I was on YIM the other day with my blog friend Divya who lives in London before work, chatting about writer's block. I realized there's plenty of fodder out there to write about, but I'm blocked. Maybe it's having too much to choose from.
I've noticed in the last few years, even when I go to the store, sometimes I wander for an hour or two just looking at the stuff on the shelves before finally making my selection. I'm thinking maybe too much choice is as bad in its way as too little choice is.
Then there's Madoff and other ponzi schemers being exposed. The ripple effect of their depredations is mind boggling and the harm they've done to so many American charities and philanthropic trusts is devastating on a long-term scale I cannot begin to wrap my brain around. The repercussions are manifold. Rabbi Marc Gellman's open letter to Bernie Madoff in Newsweek pretty well tackled it: "You betrayed charities whose good works you have extinguished in an afternoon. These betrayals are epic in their scope and dazzling in their utter lack of remorse or responsibility. There must be some new word invented to describe the way you have redefined betrayal. The Bible calls such things a toevah, "an abomination". It means an act so alien to our values and our natures that it cannot be understood or explained. You have committed an abomination. This is what you have done...." and that's only the beginning of Gellman's critique. Google "Marc Gellman on Madoff" and the first link will take you to the full letter.
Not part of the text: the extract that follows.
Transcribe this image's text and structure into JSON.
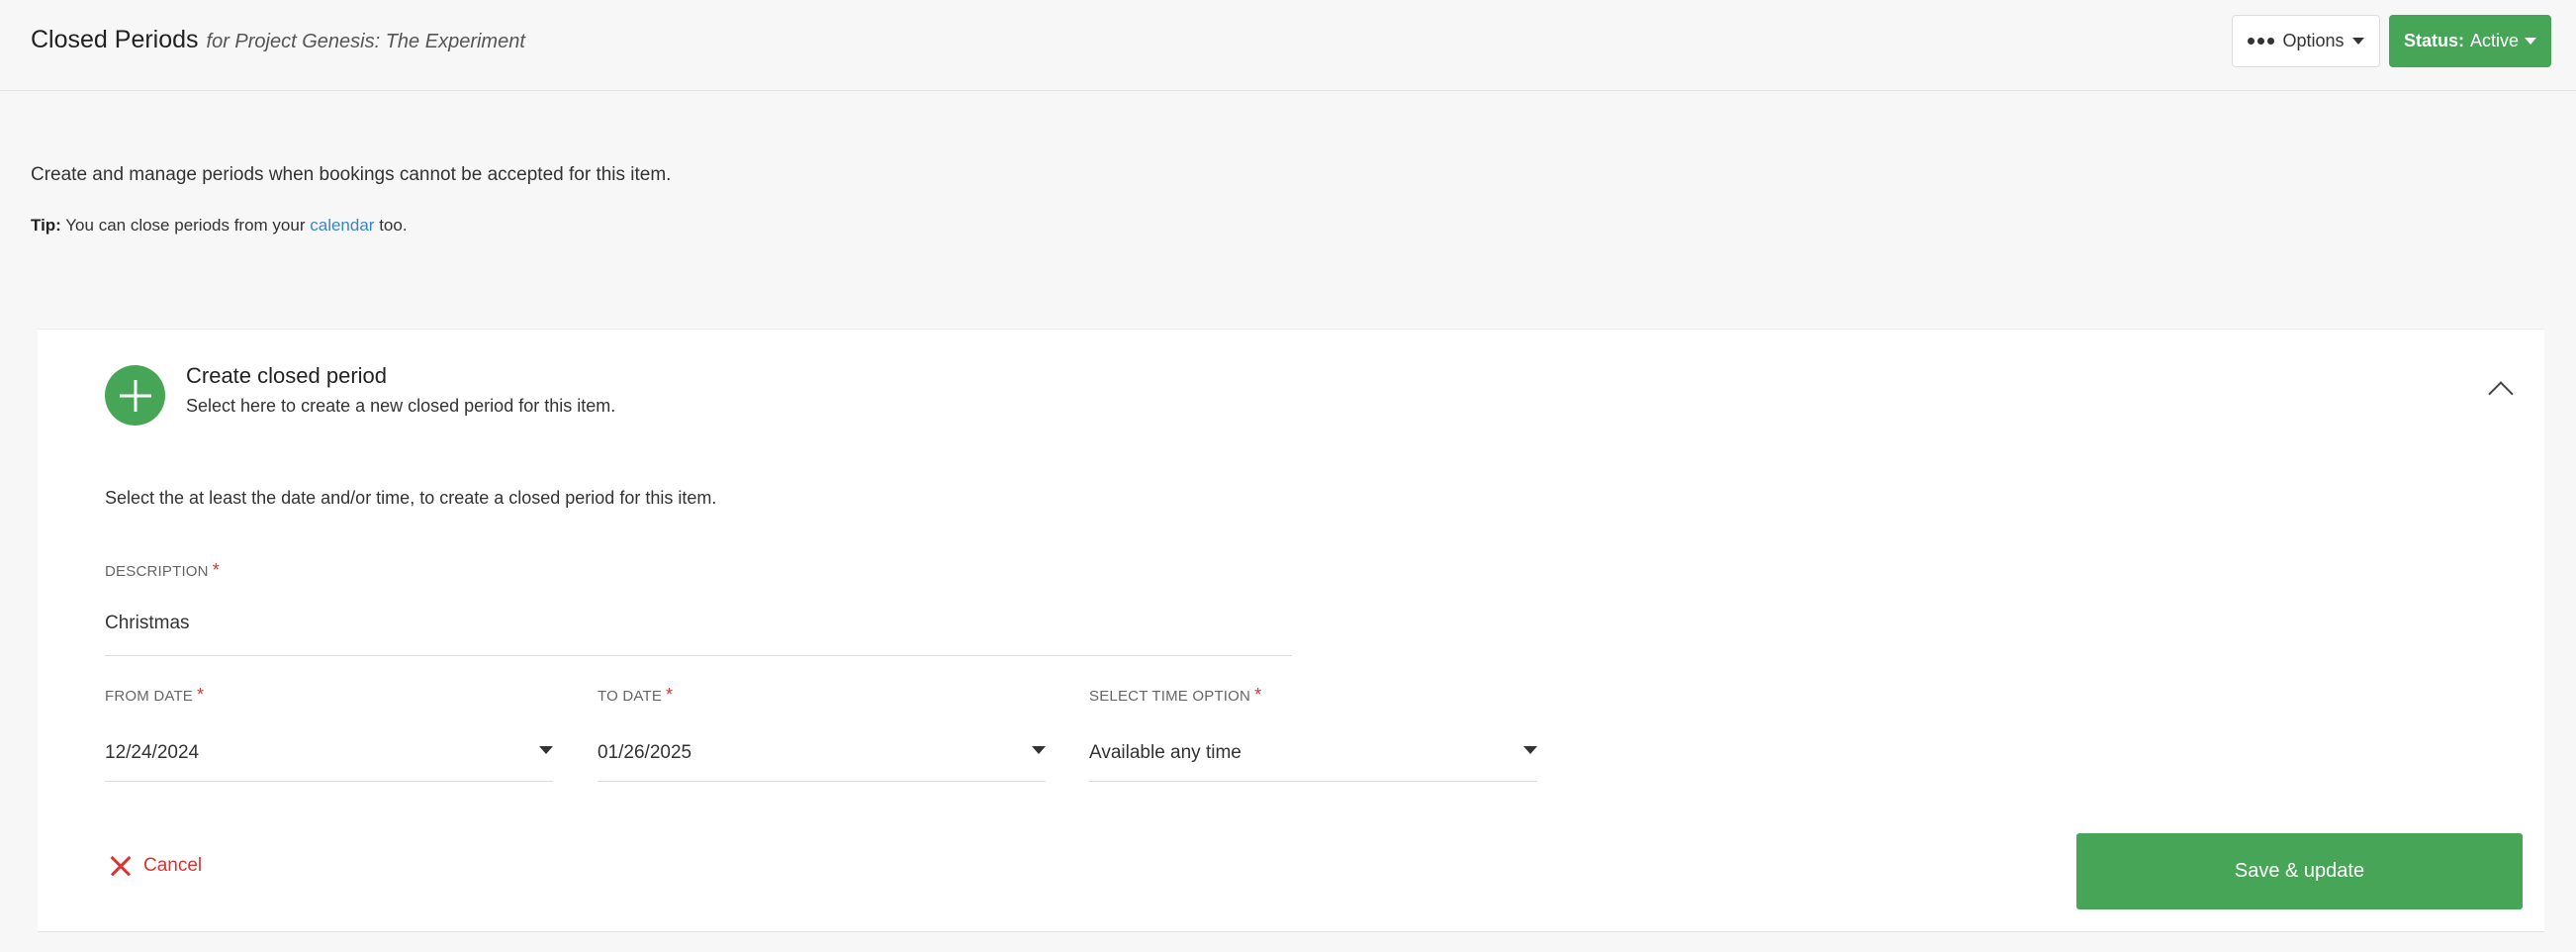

There are a few things that have occurred in my own life time that I have viewed as an actual abomination. This is right up there on the list. So is the next item in my menu tonight.
Over the last few weeks we've been hit by yet another salmonella scare involving the Peanut Corp. of America in Georgia. What are these people thinking? One comment from the Associated Press said, "Food and Drug Administration officials earlier had said Peanut Corp. of America waited for a second test to clear peanut butter and peanuts that initially were positive for salmonella. But the agency amended its report Friday, noting that the Blakely, Ga., plant actually shipped some products before receiving the second test and sold others after confirming salmonella...
"...The salmonella outbreak has been blamed for at least eight deaths and 575 illnesses in 43 states. The Justice Department has opened a criminal investigation. More than 1,550 products have been recalled."
Frankly, I was gobsmacked in the market the other day seeing how many products had been pulled off the shelves because one of their listed ingredients were peanuts. Peanuts are one the US's staple foods & used as a primary, secondary or tertiary ingredients in food products. I counted over 50 familiar grocery items missing from the shelves including various brands of dog food from the pet food aisles.
The Peanut Corp. of America's second largest client was the USDA who purchased peanut products for hunger programs serving the country's poorer population. There are a lot of average joes out there getting USDA commodities now that they've lost their jobs & incomes over the last year or so. How cynical and criminal is this company? Too busy or committed with other things than to ensure they put out a safe, clean product? It takes a lot for the government to go after a company with criminal charges and that company sure has earned those charges in spades.
The news on crime has me just about convinced that our civil society is teetering closer to the edge of barbarism than ever before. I'm sure y'all can come up with your own lurid examples, so I'm gonna spare ya mine this time. There's plenty we should not tolerate that we do tolerate and vice versa. When is enough enough?